Printemps assouvi d’opprobre, de honte et de gestuels iniques

Le cœur en écharpe, le poète pousse un cri :

Enfants des Cités-Ghettos ;

Enfants des rues chaudes et affamées ;

Enfants des carrefours de la mort ;

Foyers des prises en otage de l’avenir.

Vous tombez sous les balles,

Pleurez jusqu’à la sécheresse de vos forces

Mais consommez vos douleurs.

Paroles déchiquetées

Le cœur de l’aède saigne quand il pense à ces jours sans fin, ces jours où le droit à la vie en Haïti n’est qu’un vain mot. Vain mot pour une population dès lors que les institutions sont vidées de toute leur substance. Au reste, même la parole qui avait servi de socle à la fondation de nos Cités a perdu ses mots ainsi que ses règles propres, lesquels doivent réellement faciliter l’échange et nous réunir pour sauver le pays.

Jour long de l’attente amère, patience déchirée,

Paroles déchiquetées, portraits d’épaves,

Impression de graffiti sur une rive en veilleuse.

Une femme traquée a quitté la ville

Et s’est repliée dans les montagnes.

Indéchiffrable message que les nervures de l’impatience

Impriment sur ma conscience.

Dans ce tableau de la réalité, la verve du poète vogue sur des houles de tristesse qui empoignent notre cœur. Parfois on se sent sur une mer démontée, on avance de-ci de-là, pareil à un bateau ivre sur des flots fatigués. Jusqu’où iront ces errements épouvantables ?

Un soleil neuf

Le chant du nouveau mental de Jhon Steve Bruenasch n’est pas un chant à nous conduire sur les cimes du désespoir. C’est plutôt un recueil qui baigne dans un soleil neuf. Un recueil qui nous prépare à assurer notre croissance intérieure pour l’harmonisation de tous les facteurs qui nous ramènent à la collectivité, c’est-à-dire à ce que nous sommes en quelque sorte. Dans un environnement toxique, l’individu le mieux armé spirituellement et matériellement peut échouer piteusement comme l’albatros, ce géant des mers que décrit Charles Baudelaire.

Cet appel à la perfection dans Le chant du nouveau mental participe de tout un ensemble de déterminants culturels, sociopolitiques, économiques, environnementaux, qui riment avec la cohésion sociale et le bien-être de tout un chacun. Pour atteindre cette maturité et assumer cette responsabilité morale, il faut que tout le monde sache que chacun a besoin de l’autre, de son altérité, de ses proches, de son prochain. Pour condenser : « J’ai besoin que vous ayez besoin de moi ». C’est dans cette intersubjectivité que tout un écosystème se déploie pour faire société. Ce chant est un hymne pour un monde vibrant d’un supplément d’âme.

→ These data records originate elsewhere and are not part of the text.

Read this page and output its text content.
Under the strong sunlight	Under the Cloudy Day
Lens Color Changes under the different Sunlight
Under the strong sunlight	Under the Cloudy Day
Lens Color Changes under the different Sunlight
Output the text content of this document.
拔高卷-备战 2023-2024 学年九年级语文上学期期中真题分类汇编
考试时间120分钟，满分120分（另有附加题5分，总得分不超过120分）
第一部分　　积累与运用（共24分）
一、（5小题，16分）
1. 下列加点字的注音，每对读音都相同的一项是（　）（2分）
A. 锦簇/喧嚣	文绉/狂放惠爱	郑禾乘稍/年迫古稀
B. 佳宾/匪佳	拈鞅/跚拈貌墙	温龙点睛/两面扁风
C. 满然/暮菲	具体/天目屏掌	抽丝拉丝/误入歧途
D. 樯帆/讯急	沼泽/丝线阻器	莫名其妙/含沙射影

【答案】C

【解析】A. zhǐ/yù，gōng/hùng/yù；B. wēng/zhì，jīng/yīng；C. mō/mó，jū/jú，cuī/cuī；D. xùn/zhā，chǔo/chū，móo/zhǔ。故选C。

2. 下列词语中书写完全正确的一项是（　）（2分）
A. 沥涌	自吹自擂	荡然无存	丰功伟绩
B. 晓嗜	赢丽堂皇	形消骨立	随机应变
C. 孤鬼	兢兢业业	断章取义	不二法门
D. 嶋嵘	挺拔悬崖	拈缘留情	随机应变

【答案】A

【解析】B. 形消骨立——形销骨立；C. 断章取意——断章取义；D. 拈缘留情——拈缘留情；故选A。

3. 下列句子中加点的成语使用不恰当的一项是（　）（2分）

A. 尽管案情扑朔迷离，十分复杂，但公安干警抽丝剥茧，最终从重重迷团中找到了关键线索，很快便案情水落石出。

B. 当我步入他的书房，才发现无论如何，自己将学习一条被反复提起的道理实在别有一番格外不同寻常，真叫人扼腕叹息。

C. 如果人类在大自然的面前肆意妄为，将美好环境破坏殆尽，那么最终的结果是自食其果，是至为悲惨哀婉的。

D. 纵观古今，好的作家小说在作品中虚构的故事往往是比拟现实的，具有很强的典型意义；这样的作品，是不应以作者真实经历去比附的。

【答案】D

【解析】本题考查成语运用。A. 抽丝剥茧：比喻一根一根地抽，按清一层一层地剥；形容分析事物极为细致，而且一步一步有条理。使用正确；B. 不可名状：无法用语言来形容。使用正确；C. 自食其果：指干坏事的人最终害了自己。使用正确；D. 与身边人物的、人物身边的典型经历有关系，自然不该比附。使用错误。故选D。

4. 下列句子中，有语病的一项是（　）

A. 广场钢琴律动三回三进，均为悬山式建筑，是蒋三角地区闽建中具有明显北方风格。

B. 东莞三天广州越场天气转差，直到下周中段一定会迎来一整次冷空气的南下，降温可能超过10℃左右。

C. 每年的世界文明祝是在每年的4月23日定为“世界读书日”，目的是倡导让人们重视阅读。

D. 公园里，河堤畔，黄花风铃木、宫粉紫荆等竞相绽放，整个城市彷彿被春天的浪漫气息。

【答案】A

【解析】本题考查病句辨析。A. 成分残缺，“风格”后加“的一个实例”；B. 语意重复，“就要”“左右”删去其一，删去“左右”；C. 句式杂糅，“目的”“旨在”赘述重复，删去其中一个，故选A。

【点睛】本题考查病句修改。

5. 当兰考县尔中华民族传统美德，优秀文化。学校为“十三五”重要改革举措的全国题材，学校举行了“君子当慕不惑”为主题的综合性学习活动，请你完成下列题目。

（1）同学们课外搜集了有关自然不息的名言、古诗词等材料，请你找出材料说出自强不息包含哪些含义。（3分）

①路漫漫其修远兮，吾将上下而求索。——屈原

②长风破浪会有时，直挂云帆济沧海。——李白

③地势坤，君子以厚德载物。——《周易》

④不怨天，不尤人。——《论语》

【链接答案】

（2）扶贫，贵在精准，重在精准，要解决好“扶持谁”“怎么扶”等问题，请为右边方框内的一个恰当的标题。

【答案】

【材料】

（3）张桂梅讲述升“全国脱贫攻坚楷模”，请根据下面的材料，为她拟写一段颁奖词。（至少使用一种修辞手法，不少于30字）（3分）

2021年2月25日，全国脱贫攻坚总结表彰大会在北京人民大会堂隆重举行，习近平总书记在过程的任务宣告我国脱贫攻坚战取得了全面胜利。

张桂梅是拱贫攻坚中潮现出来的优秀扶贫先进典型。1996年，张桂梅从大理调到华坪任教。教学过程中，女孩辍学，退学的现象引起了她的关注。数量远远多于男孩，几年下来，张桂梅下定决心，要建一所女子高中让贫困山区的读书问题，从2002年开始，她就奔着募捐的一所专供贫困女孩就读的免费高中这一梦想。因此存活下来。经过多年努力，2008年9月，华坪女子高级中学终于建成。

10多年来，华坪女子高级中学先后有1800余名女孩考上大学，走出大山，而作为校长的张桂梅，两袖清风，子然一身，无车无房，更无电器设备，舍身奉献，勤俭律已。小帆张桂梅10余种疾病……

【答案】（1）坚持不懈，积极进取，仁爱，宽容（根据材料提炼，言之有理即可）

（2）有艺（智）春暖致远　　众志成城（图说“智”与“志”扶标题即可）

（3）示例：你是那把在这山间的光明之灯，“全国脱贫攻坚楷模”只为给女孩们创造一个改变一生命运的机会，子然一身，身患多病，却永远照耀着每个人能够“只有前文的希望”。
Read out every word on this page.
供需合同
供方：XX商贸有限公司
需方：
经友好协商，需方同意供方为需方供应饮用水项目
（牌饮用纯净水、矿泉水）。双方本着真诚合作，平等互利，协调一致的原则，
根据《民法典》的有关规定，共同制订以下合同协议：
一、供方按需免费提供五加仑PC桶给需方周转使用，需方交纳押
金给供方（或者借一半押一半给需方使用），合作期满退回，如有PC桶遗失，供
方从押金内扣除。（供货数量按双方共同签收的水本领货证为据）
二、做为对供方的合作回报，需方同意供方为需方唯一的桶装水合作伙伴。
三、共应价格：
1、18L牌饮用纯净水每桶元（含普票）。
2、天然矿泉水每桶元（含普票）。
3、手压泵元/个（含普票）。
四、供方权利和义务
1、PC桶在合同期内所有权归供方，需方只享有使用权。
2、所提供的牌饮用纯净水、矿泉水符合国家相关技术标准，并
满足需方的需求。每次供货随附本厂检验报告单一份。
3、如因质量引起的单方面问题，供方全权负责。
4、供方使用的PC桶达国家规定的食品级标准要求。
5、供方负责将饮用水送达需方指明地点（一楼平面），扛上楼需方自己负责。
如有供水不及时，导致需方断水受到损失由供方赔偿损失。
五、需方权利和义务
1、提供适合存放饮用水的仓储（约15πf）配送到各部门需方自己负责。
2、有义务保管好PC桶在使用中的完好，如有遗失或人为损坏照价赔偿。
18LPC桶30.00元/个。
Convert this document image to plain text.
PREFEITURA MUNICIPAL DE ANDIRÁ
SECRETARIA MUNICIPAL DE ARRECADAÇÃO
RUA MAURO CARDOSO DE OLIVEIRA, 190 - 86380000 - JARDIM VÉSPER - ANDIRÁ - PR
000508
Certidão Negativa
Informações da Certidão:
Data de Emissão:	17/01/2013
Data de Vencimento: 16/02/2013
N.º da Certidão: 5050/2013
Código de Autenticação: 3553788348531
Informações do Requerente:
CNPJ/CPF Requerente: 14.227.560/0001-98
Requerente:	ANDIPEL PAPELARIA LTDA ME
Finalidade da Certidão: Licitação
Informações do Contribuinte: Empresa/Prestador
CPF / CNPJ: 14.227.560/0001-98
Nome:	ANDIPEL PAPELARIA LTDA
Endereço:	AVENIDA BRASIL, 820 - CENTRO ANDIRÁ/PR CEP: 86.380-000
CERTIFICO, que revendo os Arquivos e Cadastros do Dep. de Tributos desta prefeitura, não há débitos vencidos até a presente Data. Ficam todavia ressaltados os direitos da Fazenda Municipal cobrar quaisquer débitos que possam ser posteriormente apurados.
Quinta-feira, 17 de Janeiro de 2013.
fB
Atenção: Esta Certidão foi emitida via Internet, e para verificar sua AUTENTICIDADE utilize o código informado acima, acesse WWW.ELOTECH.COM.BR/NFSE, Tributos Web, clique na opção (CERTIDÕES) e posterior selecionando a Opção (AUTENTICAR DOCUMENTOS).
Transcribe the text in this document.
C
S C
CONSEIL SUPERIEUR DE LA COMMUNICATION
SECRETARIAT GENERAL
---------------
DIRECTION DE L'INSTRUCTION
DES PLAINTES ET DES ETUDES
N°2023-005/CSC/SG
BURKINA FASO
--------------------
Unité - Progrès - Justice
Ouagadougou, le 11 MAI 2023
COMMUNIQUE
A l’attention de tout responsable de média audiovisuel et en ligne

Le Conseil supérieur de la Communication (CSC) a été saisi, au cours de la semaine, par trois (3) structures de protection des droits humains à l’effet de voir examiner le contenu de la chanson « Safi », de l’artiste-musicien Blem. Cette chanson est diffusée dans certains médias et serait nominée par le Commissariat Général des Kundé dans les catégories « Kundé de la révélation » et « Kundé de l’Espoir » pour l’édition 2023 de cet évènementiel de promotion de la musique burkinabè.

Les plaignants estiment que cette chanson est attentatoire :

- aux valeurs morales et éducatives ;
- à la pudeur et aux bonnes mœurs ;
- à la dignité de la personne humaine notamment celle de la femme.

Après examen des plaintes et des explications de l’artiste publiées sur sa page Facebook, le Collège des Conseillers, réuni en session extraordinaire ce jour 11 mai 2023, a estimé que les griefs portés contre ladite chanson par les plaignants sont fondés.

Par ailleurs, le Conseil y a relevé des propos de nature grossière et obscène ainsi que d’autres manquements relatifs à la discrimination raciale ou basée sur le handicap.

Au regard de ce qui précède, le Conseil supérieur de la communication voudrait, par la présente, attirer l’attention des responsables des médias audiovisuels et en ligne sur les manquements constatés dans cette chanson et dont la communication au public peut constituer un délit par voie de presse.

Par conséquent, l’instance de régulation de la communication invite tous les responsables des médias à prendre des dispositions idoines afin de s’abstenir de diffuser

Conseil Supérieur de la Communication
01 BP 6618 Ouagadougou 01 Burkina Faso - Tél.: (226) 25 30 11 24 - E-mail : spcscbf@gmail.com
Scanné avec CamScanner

L’homme de mon île a besoin de lui-même !

L’homme de mon île a besoin des hommes de mon île,

Car il est venu le temps de croire en nous-mêmes.

Vous êtes des êtres

Comment cette énergie vivifiante puisse se manifester dans un terreau où la sécheresse des cœurs rend l’environnement social stérile ? Réponse apparemment simple faisant signe vers une mystique assez banale. Votre foi, ma foi et celles des autres animés par un puissant besoin de faire avancer les choses créent quelque chose qui nous dépasse, qui nous guide et nous donne des ailes pour avancer. Appelez ce « quelque chose » comme vous voulez. Donnez-lui une dimension transcendante ou suprasensible. Vous êtes des êtres-avec. Donc lieu de pouvoir extraordinaire. Lorsque vous en prenez conscience, vous avez le pouvoir de faire de votre logos une lumière.

N’est-ce pas que bien des années après le succès des titres musicaux de l’artiste ses paroles sont brûlantes d’actualité ? Nombre d’Haïtiens appellent, à présent, Jhon Steve Bruenasch le prophète. 

Qu’attendons-nous pour semer en nous et autour de nous cette parole qui appelle à la transformation de l’Homme ? Qu’attendons-nous pour réaliser cet idéal qui nous tient lieu d’horizon ? « Homo sapiens » et « Homo faber ». Ces appellations d’Homme sage et d’Homme inventeur correspondent à l’individu haïtien, cet animal culturel porteur d’un héritage génétique et expérientiel qui le rend apte à apprendre et à s’accomplir.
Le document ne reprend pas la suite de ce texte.